Find the norm of $t+ M$ in the quotient space $C[0,1]/M$

Question

Let $X=C[0,1]$ and $M=\{f \in C[0,1] : f(0)=f(1)=0\}$ construct the space $X/M$ and say what is the norm of the element of $X/M$ that contains $f(t)=t$

First, let $f,g \in C[0,1]$ such that $f-g \in M$ then $(f-g)(1)=(f-g)(0)=0$ these implies that $f(1)-g(1)=0$ and $f(0)-g(0)$ therefore $f(0)=g(0)$ and $f(1)=g(1)$ so the "class" of $f$ in $X/M$ is $$[f]=f+M=\{g \in C[0,1] : g(0)=f(0),g(1)=f(1)\}$$ and these are the characterizations of elements of $X/M$
Now $||t+M||=\inf_{g \in m} ||f-g||$ i try to find a sequence $\{g_n\} \in M$ such that $\lim_{n \to \infty} g_n=f$ but i dont sure to these is the righ way, any hint or suggestion i will very grateful.

Answer 1

$\|f+g\|\geq |f(1)+g(1)|=1$ if $g \in M$. Hence, $\inf_{g \in M}\|f+g\| \geq 1$. If $g_n(t)=1-t$ for $\frac 1 n \leq t \leq 1$ and $g_n(t)=(n-1)t$ for $0 \leq t \leq \frac 1 n$ then $g_n \in M$ and $\|f+g_n\| \to 1$. Hence, $\|[f]\|=1$.

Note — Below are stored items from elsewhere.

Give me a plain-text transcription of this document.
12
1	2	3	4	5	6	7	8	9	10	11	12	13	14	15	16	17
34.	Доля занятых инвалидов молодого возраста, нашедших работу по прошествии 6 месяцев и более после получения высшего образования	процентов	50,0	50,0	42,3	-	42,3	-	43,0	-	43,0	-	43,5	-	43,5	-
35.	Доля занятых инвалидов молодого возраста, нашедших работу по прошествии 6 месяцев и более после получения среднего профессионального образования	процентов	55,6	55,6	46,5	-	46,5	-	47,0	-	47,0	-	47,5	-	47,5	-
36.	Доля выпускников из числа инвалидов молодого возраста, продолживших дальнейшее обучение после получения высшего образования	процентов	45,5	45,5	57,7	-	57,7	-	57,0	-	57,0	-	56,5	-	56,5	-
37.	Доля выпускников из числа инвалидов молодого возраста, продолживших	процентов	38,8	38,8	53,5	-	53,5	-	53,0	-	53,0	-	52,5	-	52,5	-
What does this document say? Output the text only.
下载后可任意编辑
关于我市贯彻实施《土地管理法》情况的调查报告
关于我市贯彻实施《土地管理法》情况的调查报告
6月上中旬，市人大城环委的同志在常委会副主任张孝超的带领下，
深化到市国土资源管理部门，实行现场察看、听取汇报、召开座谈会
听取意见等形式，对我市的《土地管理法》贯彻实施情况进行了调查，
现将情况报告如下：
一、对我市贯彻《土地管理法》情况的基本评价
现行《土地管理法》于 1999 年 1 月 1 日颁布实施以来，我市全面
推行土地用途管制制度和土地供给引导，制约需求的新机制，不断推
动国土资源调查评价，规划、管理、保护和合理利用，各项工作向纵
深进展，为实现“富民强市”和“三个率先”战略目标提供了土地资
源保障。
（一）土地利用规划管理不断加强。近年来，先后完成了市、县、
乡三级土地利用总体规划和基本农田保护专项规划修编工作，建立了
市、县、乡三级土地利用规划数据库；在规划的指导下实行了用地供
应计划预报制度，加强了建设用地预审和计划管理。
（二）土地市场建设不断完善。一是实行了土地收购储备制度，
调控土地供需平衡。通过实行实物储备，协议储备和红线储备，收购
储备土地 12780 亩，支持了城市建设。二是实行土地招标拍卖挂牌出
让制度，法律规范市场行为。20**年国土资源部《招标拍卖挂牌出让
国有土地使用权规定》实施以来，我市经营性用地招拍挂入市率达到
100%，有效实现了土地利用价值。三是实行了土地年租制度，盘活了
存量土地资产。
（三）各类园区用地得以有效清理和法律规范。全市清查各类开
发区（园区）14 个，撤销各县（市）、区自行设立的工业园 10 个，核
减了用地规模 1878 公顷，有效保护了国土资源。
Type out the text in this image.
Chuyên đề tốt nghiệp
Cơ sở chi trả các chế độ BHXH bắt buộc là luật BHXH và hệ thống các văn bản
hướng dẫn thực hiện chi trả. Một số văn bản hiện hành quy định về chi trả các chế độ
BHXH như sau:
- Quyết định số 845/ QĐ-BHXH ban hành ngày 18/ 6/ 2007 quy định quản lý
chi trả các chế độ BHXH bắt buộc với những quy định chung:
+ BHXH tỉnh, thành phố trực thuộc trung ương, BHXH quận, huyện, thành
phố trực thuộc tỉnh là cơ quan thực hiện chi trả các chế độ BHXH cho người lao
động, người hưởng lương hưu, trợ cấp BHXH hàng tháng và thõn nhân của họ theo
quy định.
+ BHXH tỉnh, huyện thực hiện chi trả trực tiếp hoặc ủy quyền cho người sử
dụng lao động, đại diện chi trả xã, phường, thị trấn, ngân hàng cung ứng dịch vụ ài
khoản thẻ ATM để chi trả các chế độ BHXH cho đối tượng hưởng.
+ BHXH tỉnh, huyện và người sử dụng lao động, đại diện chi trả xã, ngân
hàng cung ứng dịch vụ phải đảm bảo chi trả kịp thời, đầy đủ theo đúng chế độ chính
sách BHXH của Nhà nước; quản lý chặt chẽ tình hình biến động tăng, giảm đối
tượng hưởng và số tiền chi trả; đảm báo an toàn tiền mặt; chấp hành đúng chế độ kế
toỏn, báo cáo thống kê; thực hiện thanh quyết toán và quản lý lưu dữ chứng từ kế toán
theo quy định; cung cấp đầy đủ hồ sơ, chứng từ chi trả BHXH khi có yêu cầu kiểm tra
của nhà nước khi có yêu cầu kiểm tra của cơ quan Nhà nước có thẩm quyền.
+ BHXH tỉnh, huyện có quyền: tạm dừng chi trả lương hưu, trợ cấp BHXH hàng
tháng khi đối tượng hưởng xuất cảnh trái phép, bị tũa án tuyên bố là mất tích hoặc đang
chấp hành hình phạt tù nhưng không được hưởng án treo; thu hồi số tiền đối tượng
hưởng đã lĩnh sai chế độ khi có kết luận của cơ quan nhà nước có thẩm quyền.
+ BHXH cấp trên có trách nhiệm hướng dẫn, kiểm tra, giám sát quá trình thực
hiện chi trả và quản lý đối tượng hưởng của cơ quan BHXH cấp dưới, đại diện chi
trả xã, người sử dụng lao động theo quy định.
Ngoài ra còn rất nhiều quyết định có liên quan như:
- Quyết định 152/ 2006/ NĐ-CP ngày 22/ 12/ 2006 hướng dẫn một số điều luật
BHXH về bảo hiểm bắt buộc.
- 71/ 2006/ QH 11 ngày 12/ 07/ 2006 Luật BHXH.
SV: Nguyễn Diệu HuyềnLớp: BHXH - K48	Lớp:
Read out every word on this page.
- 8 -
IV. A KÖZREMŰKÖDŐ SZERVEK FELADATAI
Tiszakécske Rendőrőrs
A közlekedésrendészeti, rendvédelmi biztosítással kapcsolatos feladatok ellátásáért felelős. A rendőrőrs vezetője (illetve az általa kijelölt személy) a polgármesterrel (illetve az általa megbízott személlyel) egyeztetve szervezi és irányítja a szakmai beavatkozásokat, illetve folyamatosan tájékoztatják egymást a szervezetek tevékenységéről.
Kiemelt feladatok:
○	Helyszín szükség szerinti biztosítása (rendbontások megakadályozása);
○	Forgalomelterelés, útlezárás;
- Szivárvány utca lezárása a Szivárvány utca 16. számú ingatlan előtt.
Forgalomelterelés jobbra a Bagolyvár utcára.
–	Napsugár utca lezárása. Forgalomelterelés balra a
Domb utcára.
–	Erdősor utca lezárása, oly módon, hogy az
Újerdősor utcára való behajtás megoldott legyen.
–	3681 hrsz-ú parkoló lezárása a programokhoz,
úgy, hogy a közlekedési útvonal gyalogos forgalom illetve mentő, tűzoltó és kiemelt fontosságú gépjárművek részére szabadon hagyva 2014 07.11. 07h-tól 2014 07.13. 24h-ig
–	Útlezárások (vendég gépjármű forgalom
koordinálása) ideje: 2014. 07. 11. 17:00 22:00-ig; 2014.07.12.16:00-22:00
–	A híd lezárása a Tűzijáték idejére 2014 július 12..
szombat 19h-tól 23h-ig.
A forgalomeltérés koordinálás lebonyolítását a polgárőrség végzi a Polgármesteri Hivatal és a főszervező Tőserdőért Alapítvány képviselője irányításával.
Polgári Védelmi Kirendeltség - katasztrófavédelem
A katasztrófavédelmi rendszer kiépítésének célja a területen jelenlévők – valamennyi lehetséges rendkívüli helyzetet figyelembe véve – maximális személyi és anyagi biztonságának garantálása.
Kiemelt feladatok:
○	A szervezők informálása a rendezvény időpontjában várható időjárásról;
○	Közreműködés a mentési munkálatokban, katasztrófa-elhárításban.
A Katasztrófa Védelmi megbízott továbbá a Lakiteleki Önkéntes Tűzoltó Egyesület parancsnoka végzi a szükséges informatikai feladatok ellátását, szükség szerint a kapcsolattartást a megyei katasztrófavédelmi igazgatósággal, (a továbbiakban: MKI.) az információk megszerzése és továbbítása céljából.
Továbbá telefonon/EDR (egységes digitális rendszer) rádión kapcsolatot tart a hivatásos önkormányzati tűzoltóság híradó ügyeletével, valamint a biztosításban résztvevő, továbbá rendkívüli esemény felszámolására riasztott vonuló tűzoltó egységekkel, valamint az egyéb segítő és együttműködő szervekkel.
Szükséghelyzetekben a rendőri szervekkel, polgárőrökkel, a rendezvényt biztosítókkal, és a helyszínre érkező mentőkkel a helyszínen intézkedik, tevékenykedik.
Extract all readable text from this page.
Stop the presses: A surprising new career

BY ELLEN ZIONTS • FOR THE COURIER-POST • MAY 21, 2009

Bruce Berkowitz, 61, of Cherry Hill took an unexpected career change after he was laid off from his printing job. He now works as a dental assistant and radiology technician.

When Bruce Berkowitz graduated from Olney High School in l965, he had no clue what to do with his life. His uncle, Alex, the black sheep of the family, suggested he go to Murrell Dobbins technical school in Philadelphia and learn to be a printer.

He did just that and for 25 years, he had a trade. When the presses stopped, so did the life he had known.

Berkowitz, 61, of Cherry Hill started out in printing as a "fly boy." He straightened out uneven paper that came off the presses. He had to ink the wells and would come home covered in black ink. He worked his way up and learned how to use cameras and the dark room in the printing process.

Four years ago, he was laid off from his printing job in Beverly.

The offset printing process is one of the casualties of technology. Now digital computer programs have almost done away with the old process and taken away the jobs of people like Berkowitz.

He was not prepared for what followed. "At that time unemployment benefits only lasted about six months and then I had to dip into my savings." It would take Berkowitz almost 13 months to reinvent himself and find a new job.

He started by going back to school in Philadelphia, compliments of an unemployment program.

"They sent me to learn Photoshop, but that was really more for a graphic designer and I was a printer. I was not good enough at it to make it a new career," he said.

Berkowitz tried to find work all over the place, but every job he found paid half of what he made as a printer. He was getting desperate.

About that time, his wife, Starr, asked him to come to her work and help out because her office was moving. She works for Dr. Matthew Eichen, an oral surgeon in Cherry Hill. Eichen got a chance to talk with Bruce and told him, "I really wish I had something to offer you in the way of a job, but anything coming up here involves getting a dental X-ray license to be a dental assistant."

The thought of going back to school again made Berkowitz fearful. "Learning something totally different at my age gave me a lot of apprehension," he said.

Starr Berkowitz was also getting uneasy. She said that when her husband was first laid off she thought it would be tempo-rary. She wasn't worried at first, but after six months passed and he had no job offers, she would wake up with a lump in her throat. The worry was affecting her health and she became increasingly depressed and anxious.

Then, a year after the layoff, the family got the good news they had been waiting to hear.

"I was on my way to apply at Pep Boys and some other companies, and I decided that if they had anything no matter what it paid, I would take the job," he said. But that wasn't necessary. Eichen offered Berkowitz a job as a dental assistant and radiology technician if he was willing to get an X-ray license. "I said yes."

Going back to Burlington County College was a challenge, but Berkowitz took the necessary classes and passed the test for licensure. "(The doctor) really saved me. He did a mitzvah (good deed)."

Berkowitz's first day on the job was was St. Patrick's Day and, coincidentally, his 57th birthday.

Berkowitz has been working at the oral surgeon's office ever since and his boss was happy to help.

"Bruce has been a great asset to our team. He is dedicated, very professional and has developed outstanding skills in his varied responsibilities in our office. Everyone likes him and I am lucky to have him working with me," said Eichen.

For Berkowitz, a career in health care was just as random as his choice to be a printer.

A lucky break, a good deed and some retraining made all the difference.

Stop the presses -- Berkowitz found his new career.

EDIT: As pointed out in the comment below, we can also take $g=0$.

Answer 2

As was observed in the previous answer $$\inf_{g\in M}\|t+g\| \ge 1$$ Next for $g=0$ we have $\|t+g\|=\|t\|=1.$ Hence $\|[t]\|=1.$

More generally $$\|[f]\|=\max\{|f(0)|,|f(1)|\}\qquad (*)$$ Indeed for $g\in M$ we have $$\|f+g\|\ge \max\{|f(0)+g(0)|,|g(1)+f(1)|\}=\max\{|f(0)|,|f(1)|\}$$ Next for given $\varepsilon >0$ there is $n$ such that $|f(u)-f(v)|<\varepsilon$ for $|u-v|\le n^{-1}.$ Let $$ g(x)=\begin{cases} -f(x)&n^{-1} \le x\le 1-n^{-1} \\ -f(n^{-1})\,nx ,& 0\le x\le n^{-1} \\ -f(1-n^{-1})\,(nx-n) & 1- n^{-1}\le x\le 1\end{cases}$$ Then $$f(x)+g(x)=\begin{cases} 0 & n^{-1} \le x\le 1-n^{-1} \\ f(x)-f(n^{-1})\,nx ,& 0\le x\le n^{-1} \\ f(x)-f(1-n^{-1})\,(nx-n) & 1- n^{-1}\le x\le 1\end{cases}$$ Thus $$\|f+g\|\le \max\{|f(0)|,|f(1)|\}+2\varepsilon$$ As $\varepsilon>0$ is arbitrary we get $$\inf_{g\in M}\|f+g\|\le \max\{|f(0)|,|f(1)|\}$$ Finally we obtain $(*)$.